Schon Trudeaus Vater Pierre ist einmal in einem Marvel Comic aufgetaucht. Auch er war Premierminister Kanadas. Dieses Mal wird es für Justin Trudeau ungleich einfacher, in seine Fußstapfen zu treten. Er hat das Comic-tauglichere Gesicht als sein Vater und wird allerorts als neues Sexsymbol der Politik gefeiert.
Das Cover des Comics zeigt Justin Trudeau in Boxer Montur. Lässig sitzt er in der Ecke und grinst den Betrachter an. „Er scheint mir neben Drake die erste Assoziation zu sein, die man mit kanadischer Popkultur hat.
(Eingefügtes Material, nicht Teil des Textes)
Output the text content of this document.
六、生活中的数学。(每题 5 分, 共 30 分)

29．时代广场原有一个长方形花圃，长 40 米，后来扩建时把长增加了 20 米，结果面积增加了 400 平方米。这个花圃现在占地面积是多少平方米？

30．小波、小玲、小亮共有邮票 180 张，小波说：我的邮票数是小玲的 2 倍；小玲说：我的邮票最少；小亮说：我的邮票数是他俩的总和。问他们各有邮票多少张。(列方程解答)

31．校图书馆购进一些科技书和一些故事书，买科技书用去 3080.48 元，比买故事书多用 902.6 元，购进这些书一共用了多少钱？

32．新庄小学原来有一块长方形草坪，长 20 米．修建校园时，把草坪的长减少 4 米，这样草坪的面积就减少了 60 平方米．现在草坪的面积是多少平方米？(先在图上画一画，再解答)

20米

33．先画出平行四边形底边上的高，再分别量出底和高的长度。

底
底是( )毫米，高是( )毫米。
Und Drake hätte ich wahrscheinlich nicht in den Comic gekriegt.“ meint Zdarsky.
Boxen im Comic und der Realität
Vor seiner Wahl zum Premier hat sich Trudeau 2012 Sympathiepunkte erkämpft, als er gegen den Senator Patrick Brazeau im Rahmen einer Wohltätigkeitsveranstaltung geboxt hat. Die Sympathien der Kommentatoren waren da bereits bei Trudeau: „Tanz, du strahlendes Pferdchen!“ oder „Ich will diese wunderschönen Lippen nicht bluten sehen!“ kommentierten sie.
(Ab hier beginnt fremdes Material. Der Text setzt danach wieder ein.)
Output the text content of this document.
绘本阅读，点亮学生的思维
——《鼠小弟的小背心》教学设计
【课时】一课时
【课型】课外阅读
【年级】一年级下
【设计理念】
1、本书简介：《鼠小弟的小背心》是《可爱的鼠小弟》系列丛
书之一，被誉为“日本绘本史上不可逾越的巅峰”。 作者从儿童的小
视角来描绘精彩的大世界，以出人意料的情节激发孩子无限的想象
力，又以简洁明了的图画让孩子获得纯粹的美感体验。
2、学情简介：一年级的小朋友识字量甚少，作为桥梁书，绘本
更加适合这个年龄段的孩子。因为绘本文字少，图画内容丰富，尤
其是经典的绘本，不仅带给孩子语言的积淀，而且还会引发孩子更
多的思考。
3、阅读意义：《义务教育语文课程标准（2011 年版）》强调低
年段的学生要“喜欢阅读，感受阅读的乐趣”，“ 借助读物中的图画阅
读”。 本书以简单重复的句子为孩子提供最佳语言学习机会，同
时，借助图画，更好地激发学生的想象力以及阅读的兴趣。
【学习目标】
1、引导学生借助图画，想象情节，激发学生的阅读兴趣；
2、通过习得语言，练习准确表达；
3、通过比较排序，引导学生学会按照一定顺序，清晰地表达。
Ein anderer Boxer, der im Comic verewigt wurde, ist Muhammad Ali. 1978 musste er sich – unter außerirdischen Bedingungen – im Ring mit Superman messen. Natürlich gewann der „Greatest of All Time“. Ebenso Trudeau, dessen Gegner in der dritten Runde per technischem KO unterlag.
Ob Trudeau im Comic boxen wird, bleibt bis zur Veröffentlichung offen. Ebenso seine Position bezüglich Zukunftsverbrechen. „Vielleicht ruft er mich bald an und fragt ‚Wie kannst du mich sowas zu … Iron Man sagen lassen?‘“, fürchtet Zdarsky.
Aber selbst wenn: Trudeau hat sich durch seine Selbstdarstellung in der Öffentlichkeit in eine Position manövriert, aus der heraus er sich schlecht beschweren kann. So hat er im Fernsehen vorgeführt, wie professionell er Treppen herunterfällt sind oder wie er auf einem Bürotisch Liegestütze machen kann, ohne seine Füße abzustützen.
Außerdem ist er vor allem für die LGBTIQ-Community bereits ein Held, die ihn regelmäßig auf sein Äußeres reduziert, aber genauso seine liberalen Positionen feiert. Dass er nun auch im Superhelden Comic seinen Mann steht, ist also nur konsequent.